Ernest Guérin, La Belle
guénaran
Coll. particulière
© Photo : Adélaïde Beaudoin
Musée des beaux-arts
de Rennes
Quelle était sa conception de l’art?
Philippe Le Stum.
Guérin s’est voulu homme du Moyen Age et ses œuvres en sont les témoignages comme les enluminures et les miniatures inspirées des primitifs flamands. Comme les artistes du 15e siècle, il ne travaillait que sur commande. Le triptyque revient de manière systématique dans sa production à partir de 1921 et l'artiste s’attache à l’iconographie des scènes de pardon, des pélerinages. À la fin de sa vie, sa philosophie se tourne vers une vision plus taoïste de l’univers. Ses paysages à l’aquarelle reflètent un art largement inspiré des œuvres japonaises ou chinoises, mêlant petits personnages et horizons oppressants qui occupent la totalité de la composition. Sa clientèle choisie témoigne de sa vision très élitiste de l’art.
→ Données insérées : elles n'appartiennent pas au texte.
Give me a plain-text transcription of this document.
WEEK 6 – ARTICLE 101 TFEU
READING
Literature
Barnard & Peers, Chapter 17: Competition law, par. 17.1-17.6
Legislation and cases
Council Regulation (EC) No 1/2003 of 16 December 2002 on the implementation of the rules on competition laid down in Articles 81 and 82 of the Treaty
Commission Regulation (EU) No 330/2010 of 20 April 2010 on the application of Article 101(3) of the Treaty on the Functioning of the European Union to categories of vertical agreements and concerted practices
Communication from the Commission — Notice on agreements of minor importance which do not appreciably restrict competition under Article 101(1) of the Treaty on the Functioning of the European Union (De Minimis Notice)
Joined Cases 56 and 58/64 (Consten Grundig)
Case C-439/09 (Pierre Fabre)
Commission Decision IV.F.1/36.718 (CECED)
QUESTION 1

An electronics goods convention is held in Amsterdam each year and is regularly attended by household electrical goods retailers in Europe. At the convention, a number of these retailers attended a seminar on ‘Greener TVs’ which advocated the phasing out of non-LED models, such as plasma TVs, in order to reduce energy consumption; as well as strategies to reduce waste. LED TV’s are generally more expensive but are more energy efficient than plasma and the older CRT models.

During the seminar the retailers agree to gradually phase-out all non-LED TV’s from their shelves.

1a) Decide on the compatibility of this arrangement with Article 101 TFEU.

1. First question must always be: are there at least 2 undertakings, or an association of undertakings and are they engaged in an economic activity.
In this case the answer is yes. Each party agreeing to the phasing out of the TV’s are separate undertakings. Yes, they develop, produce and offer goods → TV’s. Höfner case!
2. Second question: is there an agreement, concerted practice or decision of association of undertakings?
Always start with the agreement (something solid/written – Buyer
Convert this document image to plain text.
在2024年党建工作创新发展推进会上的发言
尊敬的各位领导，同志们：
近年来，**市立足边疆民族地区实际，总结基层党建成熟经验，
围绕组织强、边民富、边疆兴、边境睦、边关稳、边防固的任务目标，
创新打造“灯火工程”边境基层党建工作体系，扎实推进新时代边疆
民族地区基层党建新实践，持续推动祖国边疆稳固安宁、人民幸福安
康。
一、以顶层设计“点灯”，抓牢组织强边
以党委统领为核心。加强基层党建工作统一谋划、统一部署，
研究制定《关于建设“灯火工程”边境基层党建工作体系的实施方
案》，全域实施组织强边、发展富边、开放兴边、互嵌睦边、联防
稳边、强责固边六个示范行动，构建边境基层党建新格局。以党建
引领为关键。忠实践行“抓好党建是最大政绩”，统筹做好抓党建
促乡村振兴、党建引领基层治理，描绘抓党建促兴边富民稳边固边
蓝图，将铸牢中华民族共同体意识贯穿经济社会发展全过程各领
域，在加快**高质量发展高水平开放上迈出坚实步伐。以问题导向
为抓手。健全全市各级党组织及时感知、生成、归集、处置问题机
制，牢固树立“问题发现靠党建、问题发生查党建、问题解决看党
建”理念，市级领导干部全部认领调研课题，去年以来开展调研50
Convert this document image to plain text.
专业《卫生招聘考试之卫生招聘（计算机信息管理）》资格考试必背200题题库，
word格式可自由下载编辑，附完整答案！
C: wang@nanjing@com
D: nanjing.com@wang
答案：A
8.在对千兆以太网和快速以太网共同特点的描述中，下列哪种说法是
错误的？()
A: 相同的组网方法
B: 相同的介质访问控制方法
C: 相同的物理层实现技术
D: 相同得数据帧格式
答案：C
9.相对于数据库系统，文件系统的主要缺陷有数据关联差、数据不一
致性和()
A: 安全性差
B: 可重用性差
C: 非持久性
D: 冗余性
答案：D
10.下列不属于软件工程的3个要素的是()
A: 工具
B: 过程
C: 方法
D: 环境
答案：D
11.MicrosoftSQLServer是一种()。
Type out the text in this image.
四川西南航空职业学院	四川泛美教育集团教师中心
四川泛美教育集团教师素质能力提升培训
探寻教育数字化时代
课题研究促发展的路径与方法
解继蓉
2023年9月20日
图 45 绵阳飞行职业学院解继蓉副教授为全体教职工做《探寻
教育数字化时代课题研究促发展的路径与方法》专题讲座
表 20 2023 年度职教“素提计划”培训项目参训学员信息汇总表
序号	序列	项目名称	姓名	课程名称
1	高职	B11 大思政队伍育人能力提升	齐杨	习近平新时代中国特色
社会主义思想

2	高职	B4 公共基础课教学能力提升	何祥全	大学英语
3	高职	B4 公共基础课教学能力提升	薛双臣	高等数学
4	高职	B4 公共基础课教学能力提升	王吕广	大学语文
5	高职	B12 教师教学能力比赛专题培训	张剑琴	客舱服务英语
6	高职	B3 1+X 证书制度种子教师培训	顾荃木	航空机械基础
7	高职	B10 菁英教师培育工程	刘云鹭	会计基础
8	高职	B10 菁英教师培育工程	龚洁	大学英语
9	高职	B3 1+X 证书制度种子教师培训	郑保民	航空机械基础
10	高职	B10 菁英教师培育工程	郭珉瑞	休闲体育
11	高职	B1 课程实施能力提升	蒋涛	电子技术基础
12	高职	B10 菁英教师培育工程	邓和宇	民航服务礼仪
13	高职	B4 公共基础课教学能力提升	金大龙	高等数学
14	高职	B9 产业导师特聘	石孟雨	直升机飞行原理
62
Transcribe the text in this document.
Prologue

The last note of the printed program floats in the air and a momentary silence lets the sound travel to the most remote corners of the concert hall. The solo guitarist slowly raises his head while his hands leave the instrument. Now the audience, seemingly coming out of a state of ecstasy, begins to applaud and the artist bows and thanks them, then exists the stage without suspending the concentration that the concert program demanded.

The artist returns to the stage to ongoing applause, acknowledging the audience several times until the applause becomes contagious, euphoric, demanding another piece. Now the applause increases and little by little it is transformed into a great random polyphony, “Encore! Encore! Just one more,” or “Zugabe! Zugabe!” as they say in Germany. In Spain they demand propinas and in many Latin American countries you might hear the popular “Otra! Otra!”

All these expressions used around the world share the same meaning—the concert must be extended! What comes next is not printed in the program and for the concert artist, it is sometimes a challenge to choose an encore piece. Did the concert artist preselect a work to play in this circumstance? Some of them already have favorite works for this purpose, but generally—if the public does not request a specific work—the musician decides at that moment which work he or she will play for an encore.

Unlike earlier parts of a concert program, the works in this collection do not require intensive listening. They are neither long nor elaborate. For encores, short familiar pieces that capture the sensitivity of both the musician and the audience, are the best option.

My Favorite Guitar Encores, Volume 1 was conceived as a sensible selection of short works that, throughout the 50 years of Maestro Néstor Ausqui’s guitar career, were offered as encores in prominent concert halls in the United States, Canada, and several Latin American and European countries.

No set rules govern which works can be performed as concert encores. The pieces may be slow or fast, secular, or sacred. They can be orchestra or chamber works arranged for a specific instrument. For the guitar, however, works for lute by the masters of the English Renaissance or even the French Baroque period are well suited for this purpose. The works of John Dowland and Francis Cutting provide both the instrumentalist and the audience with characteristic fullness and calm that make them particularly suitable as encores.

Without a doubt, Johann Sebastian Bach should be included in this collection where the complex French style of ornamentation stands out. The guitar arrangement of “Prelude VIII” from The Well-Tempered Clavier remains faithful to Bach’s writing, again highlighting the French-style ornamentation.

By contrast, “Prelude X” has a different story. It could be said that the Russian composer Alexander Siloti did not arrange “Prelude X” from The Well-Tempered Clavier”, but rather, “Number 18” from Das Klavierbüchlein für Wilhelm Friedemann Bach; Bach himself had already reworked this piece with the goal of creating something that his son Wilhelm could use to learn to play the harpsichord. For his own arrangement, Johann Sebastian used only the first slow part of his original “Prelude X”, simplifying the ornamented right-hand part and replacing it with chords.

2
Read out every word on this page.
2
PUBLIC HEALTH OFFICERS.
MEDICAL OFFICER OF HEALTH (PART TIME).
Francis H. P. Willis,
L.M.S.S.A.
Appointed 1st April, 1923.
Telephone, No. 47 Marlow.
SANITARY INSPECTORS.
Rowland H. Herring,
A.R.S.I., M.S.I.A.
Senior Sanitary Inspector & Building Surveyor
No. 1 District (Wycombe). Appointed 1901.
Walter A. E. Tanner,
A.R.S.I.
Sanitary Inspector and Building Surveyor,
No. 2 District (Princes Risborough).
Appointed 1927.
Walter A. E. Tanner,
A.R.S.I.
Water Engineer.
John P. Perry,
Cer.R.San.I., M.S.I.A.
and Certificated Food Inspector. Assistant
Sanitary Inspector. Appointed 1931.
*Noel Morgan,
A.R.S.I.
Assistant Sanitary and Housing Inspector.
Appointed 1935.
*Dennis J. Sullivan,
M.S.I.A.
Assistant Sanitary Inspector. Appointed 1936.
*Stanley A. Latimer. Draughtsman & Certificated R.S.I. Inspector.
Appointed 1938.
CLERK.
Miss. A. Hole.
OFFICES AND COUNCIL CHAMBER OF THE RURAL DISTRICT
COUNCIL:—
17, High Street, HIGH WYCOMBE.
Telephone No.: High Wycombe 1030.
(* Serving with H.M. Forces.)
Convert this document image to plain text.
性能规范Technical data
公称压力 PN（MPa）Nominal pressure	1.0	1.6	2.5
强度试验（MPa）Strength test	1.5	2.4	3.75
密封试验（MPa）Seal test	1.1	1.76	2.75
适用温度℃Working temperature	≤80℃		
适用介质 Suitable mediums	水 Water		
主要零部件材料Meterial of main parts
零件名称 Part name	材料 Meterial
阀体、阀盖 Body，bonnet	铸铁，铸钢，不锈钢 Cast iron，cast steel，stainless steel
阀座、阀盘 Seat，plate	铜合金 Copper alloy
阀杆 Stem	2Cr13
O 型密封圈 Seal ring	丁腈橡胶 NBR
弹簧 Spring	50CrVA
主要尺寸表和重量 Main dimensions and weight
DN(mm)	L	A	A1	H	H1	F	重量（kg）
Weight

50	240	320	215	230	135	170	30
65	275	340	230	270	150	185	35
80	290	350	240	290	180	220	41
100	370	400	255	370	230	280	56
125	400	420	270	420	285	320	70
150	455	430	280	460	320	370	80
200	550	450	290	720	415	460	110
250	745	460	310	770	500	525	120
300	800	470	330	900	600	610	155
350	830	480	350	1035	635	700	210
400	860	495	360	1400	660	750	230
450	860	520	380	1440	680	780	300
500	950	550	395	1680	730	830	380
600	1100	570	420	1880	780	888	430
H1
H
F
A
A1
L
Comment expliquez-vous qu’il soit tombé dans l’oubli ?
Philippe Le Stum.
On peut effectivement parler d’un oubli institutionnel devant le manque d’intérêt des conservateurs de remettre à l’honneur cet artiste régional. Ses œuvres continuent cependant à passer en maisons de ventes et restent très prisées par les collectionneurs. Aujourd’hui la plus grande partie de sa production est détenue par des amateurs férus de culture bretonne.

La redécouverte des peintres locaux fait-elle partie de votre politique d’exposition ?
Philippe Le Stum.
Les recherches effectuées sur la production de l’artiste, environ 100 œuvres, nous ont permis de localiser ses tableaux : quatre appartiennent au musée des Beaux-arts de Rennes, deux autres à Saint Brieux, à Nantes et à notre collection. Nous sommes fiers d’avoir acquis le triptyque du Pardon de Notre Dame de la joie Penmarc’h. Effectivement, nous nous sommes fait une spécialité de remettre en valeur la peinture bretonne. Cette exposition permet d’étudier un sujet pointu tout en restant accessible au grand public. Notre prochaine exposition explorera la légende de la ville d’Ys, citée engloutie, très appréciée des artistes.